Eliyle alnını ovalayan kadın Demirhan'ın az önce söylediği şey aklına geldiğinde kahkaha attı.

"Demir? Sen az önce denize gidelim mi dedin?!"

Demirhan sıkıntılı bir nefes alıp bakışlarını sevdiği kadına çevirdi yeniden.

"Gör işte seni ne kadar seviyorum. O tuzlu suyun vücuduma değmesini bile göze alıyorum yani."

Duru eğilip adamın dudaklarına kısa bir öpücük bıraktı ve geri çekilirken bir de kapalı göz kapaklarını öptü. Yüzündeki gülümsemenin kaybolmasına izin vermeden konuşmaya başladı.

"Demir bence işleri halletsek daha iyi olacak. Tabi sizinkiler hala bir nişan falan olayı düşünüyorlarsa."

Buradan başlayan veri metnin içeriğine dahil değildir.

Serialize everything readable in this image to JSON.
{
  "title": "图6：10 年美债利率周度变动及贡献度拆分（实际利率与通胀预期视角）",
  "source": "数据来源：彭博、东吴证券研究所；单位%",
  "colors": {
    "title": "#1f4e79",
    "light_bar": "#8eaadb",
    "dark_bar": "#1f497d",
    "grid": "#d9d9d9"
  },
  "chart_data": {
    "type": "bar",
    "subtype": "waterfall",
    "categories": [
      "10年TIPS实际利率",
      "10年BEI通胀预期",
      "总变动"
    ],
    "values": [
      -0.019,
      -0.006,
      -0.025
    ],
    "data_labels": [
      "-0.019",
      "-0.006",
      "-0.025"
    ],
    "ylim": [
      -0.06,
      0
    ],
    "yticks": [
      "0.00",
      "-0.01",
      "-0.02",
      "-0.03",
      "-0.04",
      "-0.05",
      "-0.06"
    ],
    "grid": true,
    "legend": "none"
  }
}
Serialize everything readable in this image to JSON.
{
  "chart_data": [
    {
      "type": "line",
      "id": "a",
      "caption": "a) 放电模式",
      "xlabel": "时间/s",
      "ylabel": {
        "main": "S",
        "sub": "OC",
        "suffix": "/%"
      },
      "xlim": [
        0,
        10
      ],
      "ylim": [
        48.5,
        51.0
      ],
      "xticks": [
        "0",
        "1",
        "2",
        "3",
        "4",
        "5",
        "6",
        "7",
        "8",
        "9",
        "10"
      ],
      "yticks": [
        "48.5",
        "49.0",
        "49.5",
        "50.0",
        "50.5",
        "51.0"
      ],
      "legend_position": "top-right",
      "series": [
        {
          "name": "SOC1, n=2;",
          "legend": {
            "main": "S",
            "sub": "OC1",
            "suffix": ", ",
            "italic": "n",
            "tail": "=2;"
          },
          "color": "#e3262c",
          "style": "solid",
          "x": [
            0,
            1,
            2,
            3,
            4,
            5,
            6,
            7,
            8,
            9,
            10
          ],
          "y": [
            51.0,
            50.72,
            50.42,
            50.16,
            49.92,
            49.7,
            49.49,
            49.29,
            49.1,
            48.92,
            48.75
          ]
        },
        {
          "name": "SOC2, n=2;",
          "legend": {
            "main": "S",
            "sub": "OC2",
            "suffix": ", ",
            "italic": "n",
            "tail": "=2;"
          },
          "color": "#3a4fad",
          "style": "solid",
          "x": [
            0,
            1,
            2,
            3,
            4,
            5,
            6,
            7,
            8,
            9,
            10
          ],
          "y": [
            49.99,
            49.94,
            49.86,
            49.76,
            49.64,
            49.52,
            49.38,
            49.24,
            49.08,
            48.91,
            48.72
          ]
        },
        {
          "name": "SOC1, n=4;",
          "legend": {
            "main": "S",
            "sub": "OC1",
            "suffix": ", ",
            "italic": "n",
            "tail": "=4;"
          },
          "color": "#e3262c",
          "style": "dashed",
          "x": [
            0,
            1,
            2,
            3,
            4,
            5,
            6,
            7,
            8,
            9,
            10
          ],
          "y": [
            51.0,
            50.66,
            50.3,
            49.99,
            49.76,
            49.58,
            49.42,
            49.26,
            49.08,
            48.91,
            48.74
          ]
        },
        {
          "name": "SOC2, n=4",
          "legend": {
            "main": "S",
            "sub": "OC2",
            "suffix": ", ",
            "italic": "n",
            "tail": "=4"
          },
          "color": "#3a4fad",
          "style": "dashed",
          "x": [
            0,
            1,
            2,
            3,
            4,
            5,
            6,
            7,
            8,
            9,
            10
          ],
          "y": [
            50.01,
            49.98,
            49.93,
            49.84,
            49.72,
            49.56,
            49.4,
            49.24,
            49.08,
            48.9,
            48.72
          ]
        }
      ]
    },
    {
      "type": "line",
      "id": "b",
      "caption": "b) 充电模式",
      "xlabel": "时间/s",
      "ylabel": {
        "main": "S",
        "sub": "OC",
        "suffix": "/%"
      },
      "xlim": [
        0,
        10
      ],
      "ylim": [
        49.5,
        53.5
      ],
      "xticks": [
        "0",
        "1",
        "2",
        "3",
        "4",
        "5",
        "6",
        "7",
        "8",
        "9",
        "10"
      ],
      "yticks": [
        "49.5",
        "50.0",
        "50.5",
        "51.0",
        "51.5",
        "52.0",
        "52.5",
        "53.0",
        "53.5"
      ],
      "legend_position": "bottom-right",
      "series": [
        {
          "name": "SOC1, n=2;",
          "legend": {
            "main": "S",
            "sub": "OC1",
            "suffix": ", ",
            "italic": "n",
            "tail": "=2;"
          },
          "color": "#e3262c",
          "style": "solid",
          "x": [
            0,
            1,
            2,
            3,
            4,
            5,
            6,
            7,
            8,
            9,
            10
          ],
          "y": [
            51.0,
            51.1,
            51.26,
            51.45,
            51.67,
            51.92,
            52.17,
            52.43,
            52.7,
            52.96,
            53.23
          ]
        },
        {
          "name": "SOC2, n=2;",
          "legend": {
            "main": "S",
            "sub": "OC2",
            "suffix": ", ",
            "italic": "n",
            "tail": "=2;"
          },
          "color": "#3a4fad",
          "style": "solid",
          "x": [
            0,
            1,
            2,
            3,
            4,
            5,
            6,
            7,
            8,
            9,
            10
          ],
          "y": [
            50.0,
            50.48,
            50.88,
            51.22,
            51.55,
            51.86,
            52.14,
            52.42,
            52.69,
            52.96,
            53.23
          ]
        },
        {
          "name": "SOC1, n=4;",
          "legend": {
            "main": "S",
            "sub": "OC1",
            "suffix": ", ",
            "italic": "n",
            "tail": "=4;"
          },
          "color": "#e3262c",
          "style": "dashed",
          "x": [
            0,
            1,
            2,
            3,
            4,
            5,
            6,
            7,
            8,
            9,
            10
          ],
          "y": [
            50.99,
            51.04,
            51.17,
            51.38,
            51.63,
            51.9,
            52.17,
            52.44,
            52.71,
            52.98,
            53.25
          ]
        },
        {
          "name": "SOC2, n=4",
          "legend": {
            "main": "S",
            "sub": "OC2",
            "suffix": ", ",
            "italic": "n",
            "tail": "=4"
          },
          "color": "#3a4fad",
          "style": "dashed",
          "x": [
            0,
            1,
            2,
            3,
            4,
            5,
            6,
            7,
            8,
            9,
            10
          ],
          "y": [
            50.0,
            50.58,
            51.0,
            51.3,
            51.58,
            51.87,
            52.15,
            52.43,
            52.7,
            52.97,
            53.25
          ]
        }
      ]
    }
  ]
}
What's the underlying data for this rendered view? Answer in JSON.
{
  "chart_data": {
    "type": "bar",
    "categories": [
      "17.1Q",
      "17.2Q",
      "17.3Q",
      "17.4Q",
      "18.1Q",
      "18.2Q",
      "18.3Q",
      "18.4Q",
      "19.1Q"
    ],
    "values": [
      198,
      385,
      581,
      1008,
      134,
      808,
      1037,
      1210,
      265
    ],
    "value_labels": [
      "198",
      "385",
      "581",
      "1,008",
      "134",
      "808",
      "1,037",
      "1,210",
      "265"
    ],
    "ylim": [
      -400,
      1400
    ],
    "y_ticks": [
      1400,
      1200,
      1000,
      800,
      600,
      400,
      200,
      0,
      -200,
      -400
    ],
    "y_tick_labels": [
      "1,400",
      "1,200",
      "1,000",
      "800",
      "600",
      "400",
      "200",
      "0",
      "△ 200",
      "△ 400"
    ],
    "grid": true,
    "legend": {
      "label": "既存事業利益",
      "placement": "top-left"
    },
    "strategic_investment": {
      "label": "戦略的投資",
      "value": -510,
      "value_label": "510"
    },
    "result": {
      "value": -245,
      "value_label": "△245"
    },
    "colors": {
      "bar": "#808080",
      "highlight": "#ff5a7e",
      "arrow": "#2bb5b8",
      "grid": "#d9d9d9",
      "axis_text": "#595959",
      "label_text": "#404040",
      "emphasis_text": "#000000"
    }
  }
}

Demirhan, Duru'yu omuzlarından tutup kendine çekti ve başını omzuna yaslamasını izledi. Kadın yine minik bir kedi yavrusuna dönüşüvermişti. Dün geceki olayın en çok Duru'ya zarar verdiğinin farkındaydı Demirhan. Ama ne yaparsa yapsın bunu düzeltecek bir şeyler olmayacağını da iyi biliyordu. İnsanın annesinin ya da babasının açtığı yara öyle kolay kapanmazdı herhalde.

"Duru'm. Saçmalama. Herkes buraya neden geldiğinin farkında ve o gerçekleşmeden kimse dönmeyecek. Allah aşkına insanlar ciddi anlamda Türkiye'nin bir ucunda diğerine geldi. Senin hiçbir suçun olmadığı bir şey yüzünden gerisingeriye dönecek halleri yok değil mi." Hızlı bir öpücüğün ardından devam etti Demirhan. "Ayrıca, bak aklında bulunsun. Sen artık Selvinaz Koral'ın gelinisin. O sana bir şey olmasına asla izin vermez. Sen de ona yakışır gibi güçlü bir gelin ol ve mızmızlanmayı bırak. Tonla işimiz var diyen sen değil miydin!"

Duru gözlerinden akan yaşları adamın tişörtüne silip yattığı yerden beline sarıldı. Bunun meye mal olacağını bilse muhtemelen adama elini bile sürmezdi!

"Yaaa! Demir inanmıyorum ya gitti hepsiii!"

"Tamam tamam bağırma kulağımın dininde! Tamam yavrum sıkıntı yok, yenisini yaparız!"